At the local level, he has served a variety of organizations in mental health, chaired the South Central Pennsylvania Health Planning Council and the United Way of the Capitol Region and for 30 years has been the psychiatric consultant to the public schools of Lancaster and Lebanon Counties. He is an elder at Derry Presbyterian Church.

He is a past president of Pennsylvania Psychiatric Society and currently is serving a second term as one of seven Area Trustees on the governing Board of the American Psychiatric Association, representing Pennsylvania, New Jersey, Delaware, Maryland and the District of Columbia.

As a Goshen College alumnus, he serves as class agent for the class of 1953 and was a national chair of the Alumni Fund Drive. He and Patricia Lerch ’52 are parents of three adult children.

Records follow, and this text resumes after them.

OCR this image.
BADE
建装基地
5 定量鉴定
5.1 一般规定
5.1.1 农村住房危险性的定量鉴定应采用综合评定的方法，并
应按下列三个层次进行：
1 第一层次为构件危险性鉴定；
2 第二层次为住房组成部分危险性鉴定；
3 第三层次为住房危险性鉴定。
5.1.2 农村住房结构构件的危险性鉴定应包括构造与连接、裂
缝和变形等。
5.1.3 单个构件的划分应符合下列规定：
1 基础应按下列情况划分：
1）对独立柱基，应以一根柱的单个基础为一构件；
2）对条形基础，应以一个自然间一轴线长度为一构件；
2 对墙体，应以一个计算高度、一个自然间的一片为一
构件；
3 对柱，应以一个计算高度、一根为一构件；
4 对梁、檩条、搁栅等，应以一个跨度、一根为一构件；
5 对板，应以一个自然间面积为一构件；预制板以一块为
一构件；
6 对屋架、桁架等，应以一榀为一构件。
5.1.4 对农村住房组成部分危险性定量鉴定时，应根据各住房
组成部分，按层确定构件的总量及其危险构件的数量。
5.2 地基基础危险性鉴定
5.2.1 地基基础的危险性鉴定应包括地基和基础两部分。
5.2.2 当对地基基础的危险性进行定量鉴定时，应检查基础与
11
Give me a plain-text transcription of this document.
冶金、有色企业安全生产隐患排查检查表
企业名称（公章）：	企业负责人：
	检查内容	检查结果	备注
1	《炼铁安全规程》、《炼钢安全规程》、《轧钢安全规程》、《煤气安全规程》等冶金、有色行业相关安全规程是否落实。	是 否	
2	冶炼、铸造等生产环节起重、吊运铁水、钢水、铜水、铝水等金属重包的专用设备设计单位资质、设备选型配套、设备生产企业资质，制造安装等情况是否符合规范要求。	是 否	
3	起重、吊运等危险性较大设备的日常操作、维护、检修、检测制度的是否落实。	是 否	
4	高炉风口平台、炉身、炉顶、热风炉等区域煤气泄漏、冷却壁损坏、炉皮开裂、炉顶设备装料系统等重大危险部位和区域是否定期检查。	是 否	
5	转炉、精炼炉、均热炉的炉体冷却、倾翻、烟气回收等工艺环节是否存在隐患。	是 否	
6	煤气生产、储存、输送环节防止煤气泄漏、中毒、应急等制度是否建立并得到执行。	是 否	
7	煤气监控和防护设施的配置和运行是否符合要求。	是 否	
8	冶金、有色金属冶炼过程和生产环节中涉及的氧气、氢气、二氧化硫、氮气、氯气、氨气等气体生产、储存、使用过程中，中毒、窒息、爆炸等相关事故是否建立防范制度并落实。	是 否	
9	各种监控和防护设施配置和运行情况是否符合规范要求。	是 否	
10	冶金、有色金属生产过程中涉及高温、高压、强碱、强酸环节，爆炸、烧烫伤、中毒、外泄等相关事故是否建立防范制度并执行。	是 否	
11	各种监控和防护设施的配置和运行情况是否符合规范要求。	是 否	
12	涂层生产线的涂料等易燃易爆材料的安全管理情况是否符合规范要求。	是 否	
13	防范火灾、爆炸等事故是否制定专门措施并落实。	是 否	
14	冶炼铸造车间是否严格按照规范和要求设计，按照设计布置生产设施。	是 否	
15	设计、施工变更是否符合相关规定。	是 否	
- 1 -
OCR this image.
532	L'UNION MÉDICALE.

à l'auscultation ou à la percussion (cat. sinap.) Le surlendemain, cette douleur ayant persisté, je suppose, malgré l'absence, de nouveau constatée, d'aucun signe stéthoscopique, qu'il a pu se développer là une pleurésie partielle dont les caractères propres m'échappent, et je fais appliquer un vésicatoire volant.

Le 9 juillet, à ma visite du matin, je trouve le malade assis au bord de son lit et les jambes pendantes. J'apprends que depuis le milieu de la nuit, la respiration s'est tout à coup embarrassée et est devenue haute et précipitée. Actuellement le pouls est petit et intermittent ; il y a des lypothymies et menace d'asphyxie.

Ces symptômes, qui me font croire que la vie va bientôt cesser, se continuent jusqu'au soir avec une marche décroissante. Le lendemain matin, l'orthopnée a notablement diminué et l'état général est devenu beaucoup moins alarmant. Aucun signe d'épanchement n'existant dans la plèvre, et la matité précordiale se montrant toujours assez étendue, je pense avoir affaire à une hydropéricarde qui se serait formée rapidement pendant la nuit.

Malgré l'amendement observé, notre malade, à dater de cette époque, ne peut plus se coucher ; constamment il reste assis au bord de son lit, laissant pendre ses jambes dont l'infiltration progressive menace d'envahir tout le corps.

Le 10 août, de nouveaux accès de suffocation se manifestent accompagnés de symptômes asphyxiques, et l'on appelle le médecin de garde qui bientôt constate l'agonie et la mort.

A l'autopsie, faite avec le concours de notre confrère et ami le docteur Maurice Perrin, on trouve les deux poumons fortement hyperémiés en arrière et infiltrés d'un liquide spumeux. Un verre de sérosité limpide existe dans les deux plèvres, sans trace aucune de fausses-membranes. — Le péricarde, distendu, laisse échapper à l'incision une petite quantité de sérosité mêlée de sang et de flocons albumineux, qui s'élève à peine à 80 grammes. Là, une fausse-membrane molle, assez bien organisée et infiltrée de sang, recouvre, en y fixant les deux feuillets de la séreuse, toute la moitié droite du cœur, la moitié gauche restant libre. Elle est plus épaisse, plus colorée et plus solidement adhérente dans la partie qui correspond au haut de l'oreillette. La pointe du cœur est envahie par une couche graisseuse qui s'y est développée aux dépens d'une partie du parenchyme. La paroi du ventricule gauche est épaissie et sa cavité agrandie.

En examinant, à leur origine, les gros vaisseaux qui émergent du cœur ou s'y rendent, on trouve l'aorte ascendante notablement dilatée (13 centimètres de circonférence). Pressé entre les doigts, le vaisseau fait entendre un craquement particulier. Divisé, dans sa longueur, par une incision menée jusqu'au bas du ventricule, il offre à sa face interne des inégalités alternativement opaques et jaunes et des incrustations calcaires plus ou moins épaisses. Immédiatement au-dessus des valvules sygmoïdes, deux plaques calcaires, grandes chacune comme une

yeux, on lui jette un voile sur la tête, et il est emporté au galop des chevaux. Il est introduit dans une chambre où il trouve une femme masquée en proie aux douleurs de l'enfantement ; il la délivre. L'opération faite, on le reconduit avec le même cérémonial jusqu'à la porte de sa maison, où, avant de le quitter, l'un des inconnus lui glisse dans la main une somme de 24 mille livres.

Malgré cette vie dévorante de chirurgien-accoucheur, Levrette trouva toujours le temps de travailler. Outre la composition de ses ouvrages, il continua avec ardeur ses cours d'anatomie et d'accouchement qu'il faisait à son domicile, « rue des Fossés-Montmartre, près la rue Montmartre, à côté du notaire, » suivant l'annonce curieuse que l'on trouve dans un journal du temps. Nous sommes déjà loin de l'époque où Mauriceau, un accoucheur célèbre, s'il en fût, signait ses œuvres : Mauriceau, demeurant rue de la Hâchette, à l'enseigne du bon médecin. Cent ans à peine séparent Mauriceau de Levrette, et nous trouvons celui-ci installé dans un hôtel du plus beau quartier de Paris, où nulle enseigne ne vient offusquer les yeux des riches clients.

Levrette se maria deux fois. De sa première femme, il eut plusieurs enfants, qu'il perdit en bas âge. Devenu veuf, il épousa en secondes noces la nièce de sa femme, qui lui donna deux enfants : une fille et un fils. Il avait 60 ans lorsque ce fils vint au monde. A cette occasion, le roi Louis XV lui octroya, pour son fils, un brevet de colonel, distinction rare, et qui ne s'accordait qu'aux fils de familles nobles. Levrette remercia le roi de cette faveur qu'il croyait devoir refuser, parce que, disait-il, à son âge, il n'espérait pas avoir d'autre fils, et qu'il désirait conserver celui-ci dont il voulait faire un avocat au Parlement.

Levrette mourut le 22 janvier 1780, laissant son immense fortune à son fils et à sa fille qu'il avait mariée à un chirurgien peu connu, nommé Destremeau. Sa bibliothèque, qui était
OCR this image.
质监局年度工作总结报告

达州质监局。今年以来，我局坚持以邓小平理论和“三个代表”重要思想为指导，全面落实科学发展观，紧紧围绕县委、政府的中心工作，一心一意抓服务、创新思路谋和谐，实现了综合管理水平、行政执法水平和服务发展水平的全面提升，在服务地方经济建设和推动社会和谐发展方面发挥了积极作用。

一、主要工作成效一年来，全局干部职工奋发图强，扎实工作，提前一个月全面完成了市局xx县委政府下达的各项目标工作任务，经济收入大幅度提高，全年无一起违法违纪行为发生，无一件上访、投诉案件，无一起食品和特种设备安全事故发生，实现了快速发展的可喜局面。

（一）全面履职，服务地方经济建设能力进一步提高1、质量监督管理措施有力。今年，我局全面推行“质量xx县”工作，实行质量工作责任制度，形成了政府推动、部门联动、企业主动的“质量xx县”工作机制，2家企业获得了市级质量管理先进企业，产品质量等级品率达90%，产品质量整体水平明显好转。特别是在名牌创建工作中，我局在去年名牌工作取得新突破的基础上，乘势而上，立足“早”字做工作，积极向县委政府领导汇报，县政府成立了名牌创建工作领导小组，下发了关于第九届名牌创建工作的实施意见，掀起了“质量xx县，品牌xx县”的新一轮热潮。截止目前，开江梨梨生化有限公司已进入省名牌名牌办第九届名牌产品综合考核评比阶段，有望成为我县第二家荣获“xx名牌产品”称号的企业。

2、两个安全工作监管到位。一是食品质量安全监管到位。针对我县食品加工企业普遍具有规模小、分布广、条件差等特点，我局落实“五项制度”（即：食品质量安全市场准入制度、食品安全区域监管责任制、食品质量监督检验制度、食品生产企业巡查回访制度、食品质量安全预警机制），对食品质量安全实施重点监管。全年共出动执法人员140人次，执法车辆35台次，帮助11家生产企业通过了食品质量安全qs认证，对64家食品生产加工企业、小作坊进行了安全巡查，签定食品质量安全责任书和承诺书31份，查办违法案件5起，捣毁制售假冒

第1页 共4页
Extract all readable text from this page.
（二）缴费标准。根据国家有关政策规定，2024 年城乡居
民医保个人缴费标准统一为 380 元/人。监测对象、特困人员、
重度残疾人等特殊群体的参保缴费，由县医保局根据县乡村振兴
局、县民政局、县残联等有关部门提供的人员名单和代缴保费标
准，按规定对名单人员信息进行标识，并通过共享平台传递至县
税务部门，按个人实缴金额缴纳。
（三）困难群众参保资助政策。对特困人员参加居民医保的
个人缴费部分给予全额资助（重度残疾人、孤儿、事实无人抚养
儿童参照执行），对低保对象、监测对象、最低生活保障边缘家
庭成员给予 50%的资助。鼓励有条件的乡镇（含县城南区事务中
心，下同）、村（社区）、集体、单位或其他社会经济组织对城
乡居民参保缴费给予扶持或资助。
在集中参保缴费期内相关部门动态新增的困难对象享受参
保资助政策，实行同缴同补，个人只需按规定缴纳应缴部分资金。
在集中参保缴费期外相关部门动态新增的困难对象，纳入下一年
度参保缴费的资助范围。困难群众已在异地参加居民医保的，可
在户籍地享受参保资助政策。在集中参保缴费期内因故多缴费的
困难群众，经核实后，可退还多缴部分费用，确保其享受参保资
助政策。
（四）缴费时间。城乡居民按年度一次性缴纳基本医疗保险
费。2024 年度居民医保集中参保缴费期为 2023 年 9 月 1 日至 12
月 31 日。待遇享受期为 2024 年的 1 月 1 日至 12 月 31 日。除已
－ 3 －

Leanne Fricke Schertz is immediate past president of the Goshen College Board of Overseers. During her terms on the Board, the college embarked on a $48 million fund-raising campaign that will conclude in 1995. This campaign included a$7.12 million project for a renovated Science Hall and a large annex to the existing building, both of which were completed during her term. From 1975 to 1977, she was president of the alumni association.

She received her master’s degree in English from the University of Illinois in 1967 and has taught English at the high-school and college level since that time.

Joining the faculty of Illinois Central College in 1969, the strong liberal arts background nurtured at Goshen College served her well in developing interdisciplinary humanities courses, among them “The Bible as Literature.”

She became chair of the English department in 1981 and later served as acting dean of liberal arts and sciences for the college.

She and her husband, Ron ’58, an attorney, are active in the Illinois Mennonite Conference and were instrumental in planting the Peoria-North Mennonite Church. They are the parents of Kathleen ’85 and Suzanne ’87.